The Obama administration is asking Congress to hold off on enacting new sanctions against Iran.

Washington: The Obama administration is asking Congress to hold off on enacting new sanctions against Iran.

It says a pause in the push to impose new penalties would give negotiators flexibility in talks now under way to get Iran to comply with demands it prove its nuclear program is peaceful.

Even as US officials argue that tough sanctions are what brought Iran to the negotiating table in the first place, the White House and State Department said yesterday the administration wants lawmakers to wait on new sanctions legislation to give the negotiations time to get traction.

Some lawmakers have argued that now is not the time to ease pressure and that pursuing new sanctions will give the US additional leverage in the talks.
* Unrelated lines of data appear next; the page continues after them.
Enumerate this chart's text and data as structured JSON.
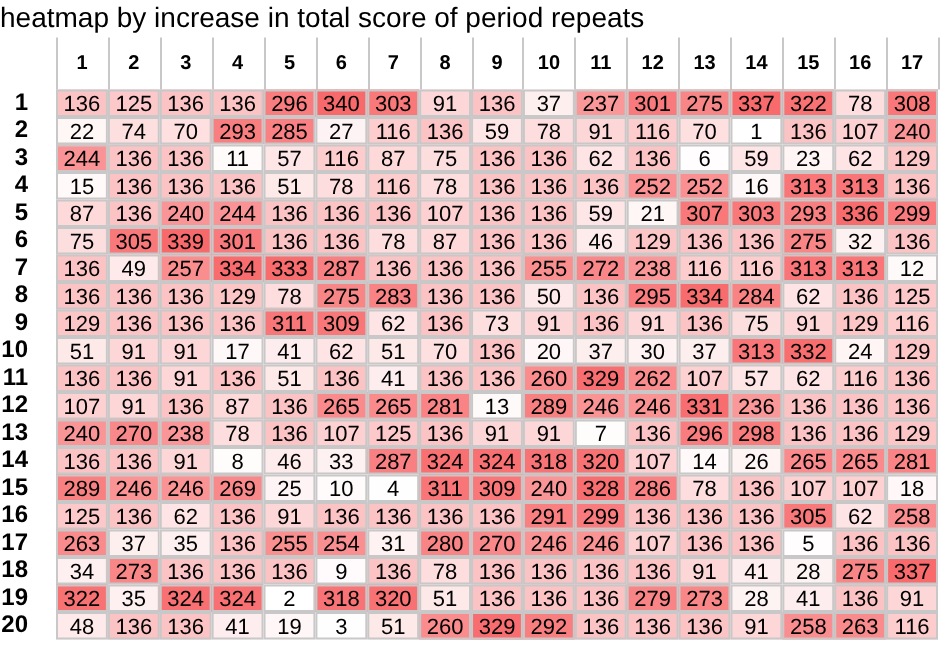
{
  "chart_data": {
    "type": "heatmap",
    "title": "heatmap by increase in total score of period repeats",
    "data_labels": true,
    "categories": [
      "1",
      "2",
      "3",
      "4",
      "5",
      "6",
      "7",
      "8",
      "9",
      "10",
      "11",
      "12",
      "13",
      "14",
      "15",
      "16",
      "17"
    ],
    "y_categories": [
      "1",
      "2",
      "3",
      "4",
      "5",
      "6",
      "7",
      "8",
      "9",
      "10",
      "11",
      "12",
      "13",
      "14",
      "15",
      "16",
      "17",
      "18",
      "19",
      "20"
    ],
    "cells": [
      [
        136,
        125,
        136,
        136,
        296,
        340,
        303,
        91,
        136,
        37,
        237,
        301,
        275,
        337,
        322,
        78,
        308
      ],
      [
        22,
        74,
        70,
        293,
        285,
        27,
        116,
        136,
        59,
        78,
        91,
        116,
        70,
        1,
        136,
        107,
        240
      ],
      [
        244,
        136,
        136,
        11,
        57,
        116,
        87,
        75,
        136,
        136,
        62,
        136,
        6,
        59,
        23,
        62,
        129
      ],
      [
        15,
        136,
        136,
        136,
        51,
        78,
        116,
        78,
        136,
        136,
        136,
        252,
        252,
        16,
        313,
        313,
        136
      ],
      [
        87,
        136,
        240,
        244,
        136,
        136,
        136,
        107,
        136,
        136,
        59,
        21,
        307,
        303,
        293,
        336,
        299
      ],
      [
        75,
        305,
        339,
        301,
        136,
        136,
        78,
        87,
        136,
        136,
        46,
        129,
        136,
        136,
        275,
        32,
        136
      ],
      [
        136,
        49,
        257,
        334,
        333,
        287,
        136,
        136,
        136,
        255,
        272,
        238,
        116,
        116,
        313,
        313,
        12
      ],
      [
        136,
        136,
        136,
        129,
        78,
        275,
        283,
        136,
        136,
        50,
        136,
        295,
        334,
        284,
        62,
        136,
        125
      ],
      [
        129,
        136,
        136,
        136,
        311,
        309,
        62,
        136,
        73,
        91,
        136,
        91,
        136,
        75,
        91,
        129,
        116
      ],
      [
        51,
        91,
        91,
        17,
        41,
        62,
        51,
        70,
        136,
        20,
        37,
        30,
        37,
        313,
        332,
        24,
        129
      ],
      [
        136,
        136,
        91,
        136,
        51,
        136,
        41,
        136,
        136,
        260,
        329,
        262,
        107,
        57,
        62,
        116,
        136
      ],
      [
        107,
        91,
        136,
        87,
        136,
        265,
        265,
        281,
        13,
        289,
        246,
        246,
        331,
        236,
        136,
        136,
        136
      ],
      [
        240,
        270,
        238,
        78,
        136,
        107,
        125,
        136,
        91,
        91,
        7,
        136,
        296,
        298,
        136,
        136,
        129
      ],
      [
        136,
        136,
        91,
        8,
        46,
        33,
        287,
        324,
        324,
        318,
        320,
        107,
        14,
        26,
        265,
        265,
        281
      ],
      [
        289,
        246,
        246,
        269,
        25,
        10,
        4,
        311,
        309,
        240,
        328,
        286,
        78,
        136,
        107,
        107,
        18
      ],
      [
        125,
        136,
        62,
        136,
        91,
        136,
        136,
        136,
        136,
        291,
        299,
        136,
        136,
        136,
        305,
        62,
        258
      ],
      [
        263,
        37,
        35,
        136,
        255,
        254,
        31,
        280,
        270,
        246,
        246,
        107,
        136,
        136,
        5,
        136,
        136
      ],
      [
        34,
        273,
        136,
        136,
        136,
        9,
        136,
        78,
        136,
        136,
        136,
        136,
        91,
        41,
        28,
        275,
        337
      ],
      [
        322,
        35,
        324,
        324,
        2,
        318,
        320,
        51,
        136,
        136,
        136,
        279,
        273,
        28,
        41,
        136,
        91
      ],
      [
        48,
        136,
        136,
        41,
        19,
        3,
        51,
        260,
        329,
        292,
        136,
        136,
        136,
        91,
        258,
        263,
        116
      ]
    ]
  }
}
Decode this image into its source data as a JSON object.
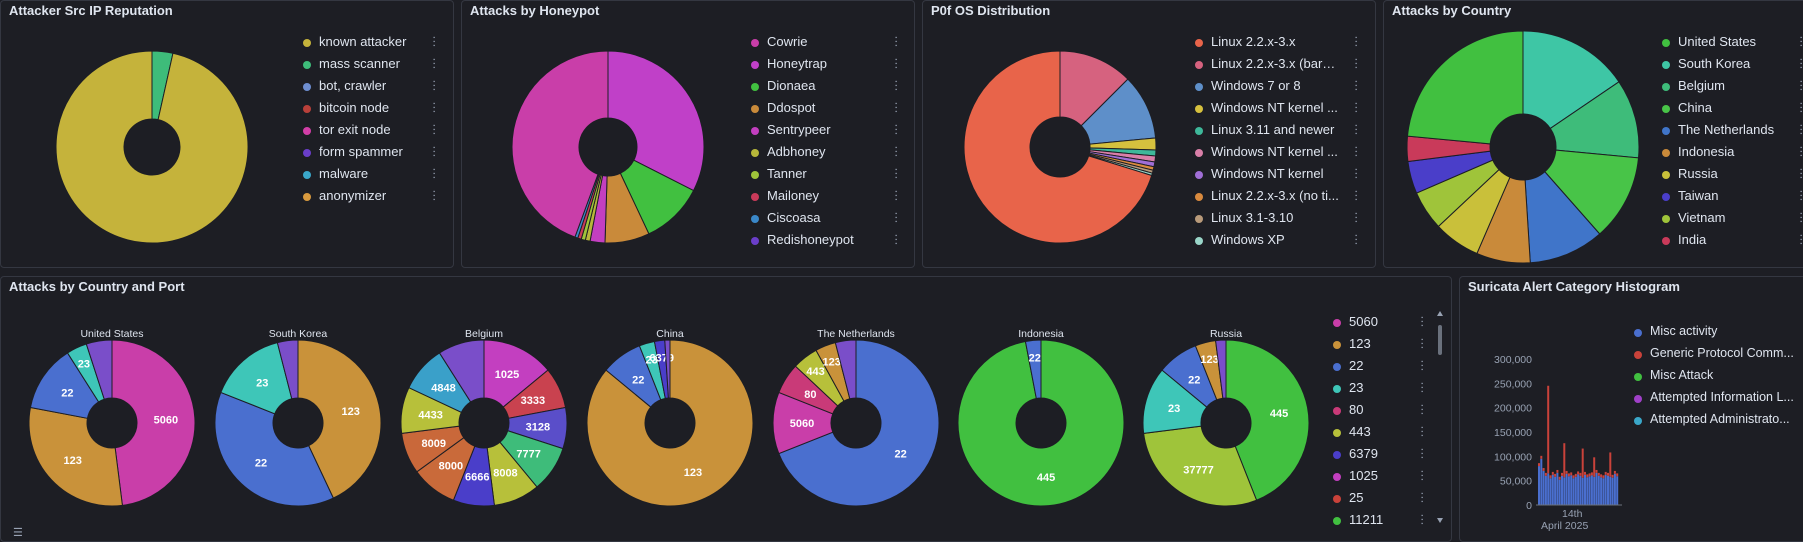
{
  "colors": {
    "bg": "#1d1e24",
    "border": "#343741",
    "text": "#dfe5ef"
  },
  "panels": {
    "reputation": {
      "title": "Attacker Src IP Reputation",
      "legend": [
        {
          "label": "known attacker",
          "color": "#c5b33b"
        },
        {
          "label": "mass scanner",
          "color": "#3ebc7a"
        },
        {
          "label": "bot, crawler",
          "color": "#6e8ed1"
        },
        {
          "label": "bitcoin node",
          "color": "#b9403a"
        },
        {
          "label": "tor exit node",
          "color": "#d23ea7"
        },
        {
          "label": "form spammer",
          "color": "#6a3ec9"
        },
        {
          "label": "malware",
          "color": "#3aa7c9"
        },
        {
          "label": "anonymizer",
          "color": "#d99a3e"
        }
      ],
      "slices": [
        96.5,
        3.5
      ]
    },
    "honeypot": {
      "title": "Attacks by Honeypot",
      "legend": [
        {
          "label": "Cowrie",
          "color": "#c93ea9"
        },
        {
          "label": "Honeytrap",
          "color": "#c040c8"
        },
        {
          "label": "Dionaea",
          "color": "#41c040"
        },
        {
          "label": "Ddospot",
          "color": "#c98a3a"
        },
        {
          "label": "Sentrypeer",
          "color": "#c33fc0"
        },
        {
          "label": "Adbhoney",
          "color": "#b7b73a"
        },
        {
          "label": "Tanner",
          "color": "#9fc43a"
        },
        {
          "label": "Mailoney",
          "color": "#c93a5a"
        },
        {
          "label": "Ciscoasa",
          "color": "#3a88c9"
        },
        {
          "label": "Redishoneypot",
          "color": "#6a3ec9"
        }
      ],
      "slices": [
        32.5,
        10.5,
        7.5,
        2.5,
        0.8,
        0.7,
        0.6,
        0.5,
        44.4
      ]
    },
    "p0f": {
      "title": "P0f OS Distribution",
      "legend": [
        {
          "label": "Linux 2.2.x-3.x",
          "color": "#e8644a"
        },
        {
          "label": "Linux 2.2.x-3.x (bare...",
          "color": "#d6627f"
        },
        {
          "label": "Windows 7 or 8",
          "color": "#5e8fc9"
        },
        {
          "label": "Windows NT kernel ...",
          "color": "#d6c13e"
        },
        {
          "label": "Linux 3.11 and newer",
          "color": "#3eb89a"
        },
        {
          "label": "Windows NT kernel ...",
          "color": "#d97fa8"
        },
        {
          "label": "Windows NT kernel",
          "color": "#a06ed6"
        },
        {
          "label": "Linux 2.2.x-3.x (no ti...",
          "color": "#d98a3e"
        },
        {
          "label": "Linux 3.1-3.10",
          "color": "#b89a7a"
        },
        {
          "label": "Windows XP",
          "color": "#9ad6c9"
        }
      ],
      "slices": [
        12.5,
        11,
        2,
        1,
        1,
        0.8,
        0.6,
        0.5,
        0.4,
        70.2
      ]
    },
    "country": {
      "title": "Attacks by Country",
      "legend": [
        {
          "label": "United States",
          "color": "#41c040"
        },
        {
          "label": "South Korea",
          "color": "#3ec6a5"
        },
        {
          "label": "Belgium",
          "color": "#3ebc7a"
        },
        {
          "label": "China",
          "color": "#48c448"
        },
        {
          "label": "The Netherlands",
          "color": "#4075c9"
        },
        {
          "label": "Indonesia",
          "color": "#c98a3a"
        },
        {
          "label": "Russia",
          "color": "#c9c03a"
        },
        {
          "label": "Taiwan",
          "color": "#4a3ec9"
        },
        {
          "label": "Vietnam",
          "color": "#9fc43a"
        },
        {
          "label": "India",
          "color": "#c93a5a"
        }
      ],
      "slices": [
        15.5,
        11,
        12,
        10.5,
        7.5,
        6.5,
        5.5,
        4.5,
        3.5,
        23.5
      ]
    },
    "country_port": {
      "title": "Attacks by Country and Port",
      "legend": [
        {
          "label": "5060",
          "color": "#c93ea9"
        },
        {
          "label": "123",
          "color": "#c9923a"
        },
        {
          "label": "22",
          "color": "#4a6fcf"
        },
        {
          "label": "23",
          "color": "#3ec6b8"
        },
        {
          "label": "80",
          "color": "#c93a78"
        },
        {
          "label": "443",
          "color": "#b7c03a"
        },
        {
          "label": "6379",
          "color": "#4a3ec9"
        },
        {
          "label": "1025",
          "color": "#c33fc0"
        },
        {
          "label": "25",
          "color": "#c9423a"
        },
        {
          "label": "11211",
          "color": "#41c040"
        }
      ],
      "pies": [
        {
          "name": "United States",
          "labels": [
            "5060",
            "123",
            "22",
            "23"
          ]
        },
        {
          "name": "South Korea",
          "labels": [
            "123",
            "22",
            "23"
          ]
        },
        {
          "name": "Belgium",
          "labels": [
            "1025",
            "3333",
            "3128",
            "7777",
            "8008",
            "6666",
            "8000",
            "8009",
            "4433",
            "4848"
          ]
        },
        {
          "name": "China",
          "labels": [
            "123",
            "22",
            "23",
            "6379"
          ]
        },
        {
          "name": "The Netherlands",
          "labels": [
            "22",
            "5060",
            "80",
            "443",
            "123"
          ]
        },
        {
          "name": "Indonesia",
          "labels": [
            "445",
            "22"
          ]
        },
        {
          "name": "Russia",
          "labels": [
            "445",
            "37777",
            "23",
            "22",
            "123"
          ]
        }
      ]
    },
    "suricata": {
      "title": "Suricata Alert Category Histogram",
      "legend": [
        {
          "label": "Misc activity",
          "color": "#4a6fcf"
        },
        {
          "label": "Generic Protocol Comm...",
          "color": "#c9423a"
        },
        {
          "label": "Misc Attack",
          "color": "#41c040"
        },
        {
          "label": "Attempted Information L...",
          "color": "#a040c8"
        },
        {
          "label": "Attempted Administrato...",
          "color": "#3aa7c9"
        }
      ],
      "yticks": [
        "300,000",
        "250,000",
        "200,000",
        "150,000",
        "100,000",
        "50,000",
        "0"
      ],
      "xtick": "14th",
      "xsub": "April 2025"
    }
  },
  "chart_data": [
    {
      "type": "pie",
      "title": "Attacker Src IP Reputation",
      "categories": [
        "known attacker",
        "mass scanner"
      ],
      "values": [
        96.5,
        3.5
      ]
    },
    {
      "type": "pie",
      "title": "Attacks by Honeypot",
      "categories": [
        "Honeytrap",
        "Dionaea",
        "Ddospot",
        "Sentrypeer",
        "Adbhoney",
        "Tanner",
        "Mailoney",
        "Ciscoasa",
        "Cowrie"
      ],
      "values": [
        32.5,
        10.5,
        7.5,
        2.5,
        0.8,
        0.7,
        0.6,
        0.5,
        44.4
      ]
    },
    {
      "type": "pie",
      "title": "P0f OS Distribution",
      "categories": [
        "Linux 2.2.x-3.x (bare...",
        "Windows 7 or 8",
        "Windows NT kernel ...",
        "Linux 3.11 and newer",
        "Windows NT kernel ...",
        "Windows NT kernel",
        "Linux 2.2.x-3.x (no ti...",
        "Linux 3.1-3.10",
        "Windows XP",
        "Linux 2.2.x-3.x"
      ],
      "values": [
        12.5,
        11,
        2,
        1,
        1,
        0.8,
        0.6,
        0.5,
        0.4,
        70.2
      ]
    },
    {
      "type": "pie",
      "title": "Attacks by Country",
      "categories": [
        "South Korea",
        "Belgium",
        "China",
        "The Netherlands",
        "Indonesia",
        "Russia",
        "Vietnam",
        "Taiwan",
        "India",
        "United States"
      ],
      "values": [
        15.5,
        11,
        12,
        10.5,
        7.5,
        6.5,
        5.5,
        4.5,
        3.5,
        23.5
      ]
    },
    {
      "type": "bar",
      "title": "Suricata Alert Category Histogram",
      "ylim": [
        0,
        300000
      ],
      "xlabel": "April 2025"
    }
  ]
}
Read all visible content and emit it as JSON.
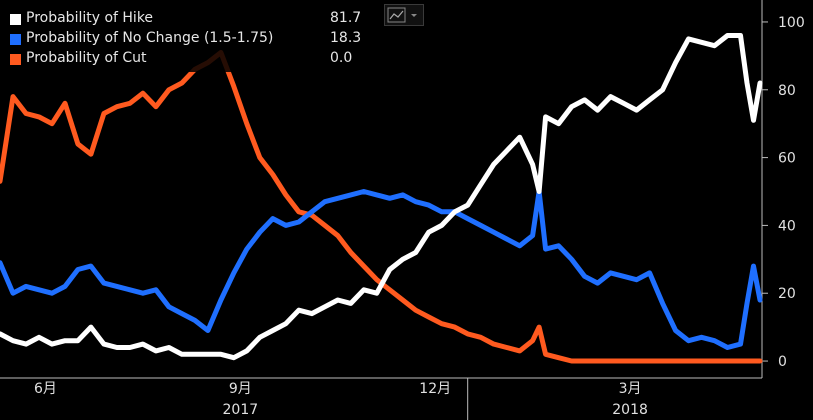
{
  "chart_data": {
    "type": "line",
    "legend_placement": "top-left",
    "ylim": [
      -5,
      105
    ],
    "y_ticks": [
      0,
      20,
      40,
      60,
      80,
      100
    ],
    "grid": false,
    "x_month_ticks": [
      {
        "label": "6月",
        "t": 1.5
      },
      {
        "label": "9月",
        "t": 4.5
      },
      {
        "label": "12月",
        "t": 7.5
      },
      {
        "label": "3月",
        "t": 10.5
      }
    ],
    "x_year_labels": [
      {
        "label": "2017",
        "t": 4.5
      },
      {
        "label": "2018",
        "t": 10.5
      }
    ],
    "x_range": [
      0.8,
      12.5
    ],
    "year_divider_t": 8.0,
    "series": [
      {
        "name": "Probability of Hike",
        "latest": "81.7",
        "color": "#ffffff",
        "points": [
          [
            0.8,
            8
          ],
          [
            1.0,
            6
          ],
          [
            1.2,
            5
          ],
          [
            1.4,
            7
          ],
          [
            1.6,
            5
          ],
          [
            1.8,
            6
          ],
          [
            2.0,
            6
          ],
          [
            2.2,
            10
          ],
          [
            2.4,
            5
          ],
          [
            2.6,
            4
          ],
          [
            2.8,
            4
          ],
          [
            3.0,
            5
          ],
          [
            3.2,
            3
          ],
          [
            3.4,
            4
          ],
          [
            3.6,
            2
          ],
          [
            3.8,
            2
          ],
          [
            4.0,
            2
          ],
          [
            4.2,
            2
          ],
          [
            4.4,
            1
          ],
          [
            4.6,
            3
          ],
          [
            4.8,
            7
          ],
          [
            5.0,
            9
          ],
          [
            5.2,
            11
          ],
          [
            5.4,
            15
          ],
          [
            5.6,
            14
          ],
          [
            5.8,
            16
          ],
          [
            6.0,
            18
          ],
          [
            6.2,
            17
          ],
          [
            6.4,
            21
          ],
          [
            6.6,
            20
          ],
          [
            6.8,
            27
          ],
          [
            7.0,
            30
          ],
          [
            7.2,
            32
          ],
          [
            7.4,
            38
          ],
          [
            7.6,
            40
          ],
          [
            7.8,
            44
          ],
          [
            8.0,
            46
          ],
          [
            8.2,
            52
          ],
          [
            8.4,
            58
          ],
          [
            8.6,
            62
          ],
          [
            8.8,
            66
          ],
          [
            9.0,
            58
          ],
          [
            9.1,
            50
          ],
          [
            9.2,
            72
          ],
          [
            9.4,
            70
          ],
          [
            9.6,
            75
          ],
          [
            9.8,
            77
          ],
          [
            10.0,
            74
          ],
          [
            10.2,
            78
          ],
          [
            10.4,
            76
          ],
          [
            10.6,
            74
          ],
          [
            10.8,
            77
          ],
          [
            11.0,
            80
          ],
          [
            11.2,
            88
          ],
          [
            11.4,
            95
          ],
          [
            11.6,
            94
          ],
          [
            11.8,
            93
          ],
          [
            12.0,
            96
          ],
          [
            12.2,
            96
          ],
          [
            12.3,
            82
          ],
          [
            12.4,
            71
          ],
          [
            12.5,
            82
          ]
        ]
      },
      {
        "name": "Probability of No Change (1.5-1.75)",
        "latest": "18.3",
        "color": "#1f6fff",
        "points": [
          [
            0.8,
            29
          ],
          [
            1.0,
            20
          ],
          [
            1.2,
            22
          ],
          [
            1.4,
            21
          ],
          [
            1.6,
            20
          ],
          [
            1.8,
            22
          ],
          [
            2.0,
            27
          ],
          [
            2.2,
            28
          ],
          [
            2.4,
            23
          ],
          [
            2.6,
            22
          ],
          [
            2.8,
            21
          ],
          [
            3.0,
            20
          ],
          [
            3.2,
            21
          ],
          [
            3.4,
            16
          ],
          [
            3.6,
            14
          ],
          [
            3.8,
            12
          ],
          [
            4.0,
            9
          ],
          [
            4.2,
            18
          ],
          [
            4.4,
            26
          ],
          [
            4.6,
            33
          ],
          [
            4.8,
            38
          ],
          [
            5.0,
            42
          ],
          [
            5.2,
            40
          ],
          [
            5.4,
            41
          ],
          [
            5.6,
            44
          ],
          [
            5.8,
            47
          ],
          [
            6.0,
            48
          ],
          [
            6.2,
            49
          ],
          [
            6.4,
            50
          ],
          [
            6.6,
            49
          ],
          [
            6.8,
            48
          ],
          [
            7.0,
            49
          ],
          [
            7.2,
            47
          ],
          [
            7.4,
            46
          ],
          [
            7.6,
            44
          ],
          [
            7.8,
            44
          ],
          [
            8.0,
            42
          ],
          [
            8.2,
            40
          ],
          [
            8.4,
            38
          ],
          [
            8.6,
            36
          ],
          [
            8.8,
            34
          ],
          [
            9.0,
            37
          ],
          [
            9.1,
            50
          ],
          [
            9.2,
            33
          ],
          [
            9.4,
            34
          ],
          [
            9.6,
            30
          ],
          [
            9.8,
            25
          ],
          [
            10.0,
            23
          ],
          [
            10.2,
            26
          ],
          [
            10.4,
            25
          ],
          [
            10.6,
            24
          ],
          [
            10.8,
            26
          ],
          [
            11.0,
            17
          ],
          [
            11.2,
            9
          ],
          [
            11.4,
            6
          ],
          [
            11.6,
            7
          ],
          [
            11.8,
            6
          ],
          [
            12.0,
            4
          ],
          [
            12.2,
            5
          ],
          [
            12.3,
            17
          ],
          [
            12.4,
            28
          ],
          [
            12.5,
            18
          ]
        ]
      },
      {
        "name": "Probability of Cut",
        "latest": "0.0",
        "color": "#ff5a1f",
        "points": [
          [
            0.8,
            53
          ],
          [
            1.0,
            78
          ],
          [
            1.2,
            73
          ],
          [
            1.4,
            72
          ],
          [
            1.6,
            70
          ],
          [
            1.8,
            76
          ],
          [
            2.0,
            64
          ],
          [
            2.2,
            61
          ],
          [
            2.4,
            73
          ],
          [
            2.6,
            75
          ],
          [
            2.8,
            76
          ],
          [
            3.0,
            79
          ],
          [
            3.2,
            75
          ],
          [
            3.4,
            80
          ],
          [
            3.6,
            82
          ],
          [
            3.8,
            86
          ],
          [
            4.0,
            88
          ],
          [
            4.2,
            91
          ],
          [
            4.4,
            81
          ],
          [
            4.6,
            70
          ],
          [
            4.8,
            60
          ],
          [
            5.0,
            55
          ],
          [
            5.2,
            49
          ],
          [
            5.4,
            44
          ],
          [
            5.6,
            43
          ],
          [
            5.8,
            40
          ],
          [
            6.0,
            37
          ],
          [
            6.2,
            32
          ],
          [
            6.4,
            28
          ],
          [
            6.6,
            24
          ],
          [
            6.8,
            21
          ],
          [
            7.0,
            18
          ],
          [
            7.2,
            15
          ],
          [
            7.4,
            13
          ],
          [
            7.6,
            11
          ],
          [
            7.8,
            10
          ],
          [
            8.0,
            8
          ],
          [
            8.2,
            7
          ],
          [
            8.4,
            5
          ],
          [
            8.6,
            4
          ],
          [
            8.8,
            3
          ],
          [
            9.0,
            6
          ],
          [
            9.1,
            10
          ],
          [
            9.2,
            2
          ],
          [
            9.4,
            1
          ],
          [
            9.6,
            0
          ],
          [
            9.8,
            0
          ],
          [
            10.0,
            0
          ],
          [
            10.5,
            0
          ],
          [
            11.0,
            0
          ],
          [
            11.5,
            0
          ],
          [
            12.0,
            0
          ],
          [
            12.5,
            0
          ]
        ]
      }
    ]
  },
  "toolbar": {
    "chart_type_icon": "line-chart-icon",
    "dropdown_icon": "chevron-down-icon"
  }
}
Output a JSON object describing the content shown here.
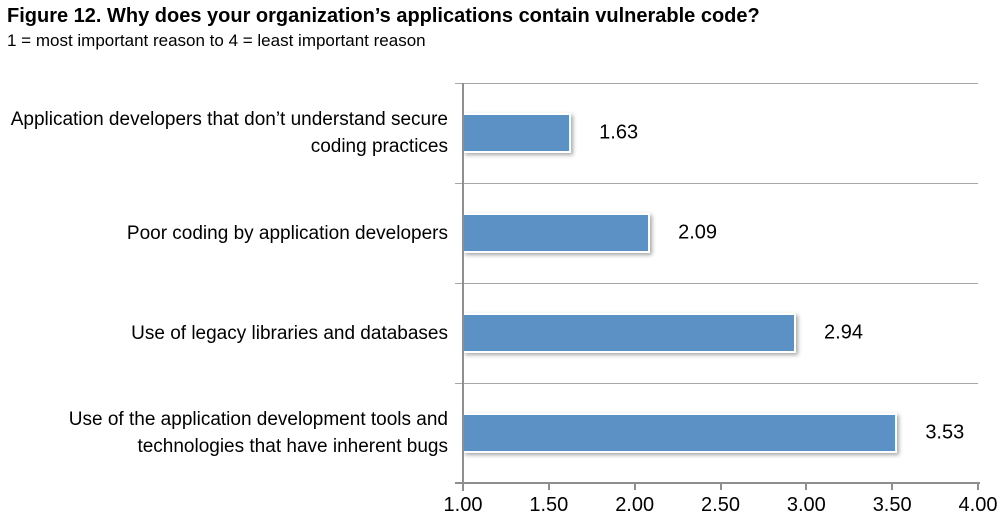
{
  "chart_data": {
    "type": "bar",
    "orientation": "horizontal",
    "title": "Figure 12. Why does your organization’s applications contain vulnerable code?",
    "subtitle": "1 = most important reason to 4 = least important reason",
    "categories": [
      "Application developers that don’t understand secure coding practices",
      "Poor coding by application developers",
      "Use of legacy libraries and databases",
      "Use of the application development tools and technologies that have inherent bugs"
    ],
    "values": [
      1.63,
      2.09,
      2.94,
      3.53
    ],
    "value_labels": [
      "1.63",
      "2.09",
      "2.94",
      "3.53"
    ],
    "xlim": [
      1.0,
      4.0
    ],
    "x_ticks": [
      "1.00",
      "1.50",
      "2.00",
      "2.50",
      "3.00",
      "3.50",
      "4.00"
    ],
    "legend": "none",
    "grid": "category-separator-lines-only",
    "colors": {
      "bar": "#5B91C5",
      "axis": "#8F8F8F",
      "separator": "#A6A6A6",
      "text": "#000000",
      "background": "#FFFFFF"
    }
  }
}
But, State Department spokeswoman Jen Psaki said it was the consensus of the administration`s national security teams that a pause "would be helpful in terms of providing some flexibility while we see if these negotiations will move forward." She said the position was delivered to lawmakers and congressional aides at a White House meeting on Thursday.

"We have conveyed that any congressional action should be aligned with our negotiating strategy as we move forward. So while we understand that Congress may consider new sanctions, we think this is a time for a pause, as we asked for in the past, to see if negotiations can gain traction," Psaki told reporters.

She noted that additional sanctions can always be imposed later if the Iranians fail to meet their obligations, and she stressed that no existing sanctions are being lifted.

At the White House, national security council spokeswoman Caitlin Hayden said the negotiations would not last indefinitely without progress and movement from Iran, which has long defied international demands to come clean about its nuclear intentions.

"The window for negotiation is not open-ended, and if progress isn`t made, there may be a time when more sanctions are, in fact, necessary," Hayden said. "We have always said that there would be no agreement overnight, and we`ve been clear that this process is going to take some time."

Bipartisan pressure in Congress to ramp up sanctions on Iran has been rising for some time and hit a new high last week after negotiators from the United States, the other four permanent members of the UN Security Council and Germany met with Iranian officials in Geneva.

The chief US negotiator, Wendy Sherman, told Congress before those talks that the administration would support tougher sanctions on Iran if it didn`t come to the Geneva talks with "concrete, substantive actions" and a verifiable plan to scale back its nuclear program.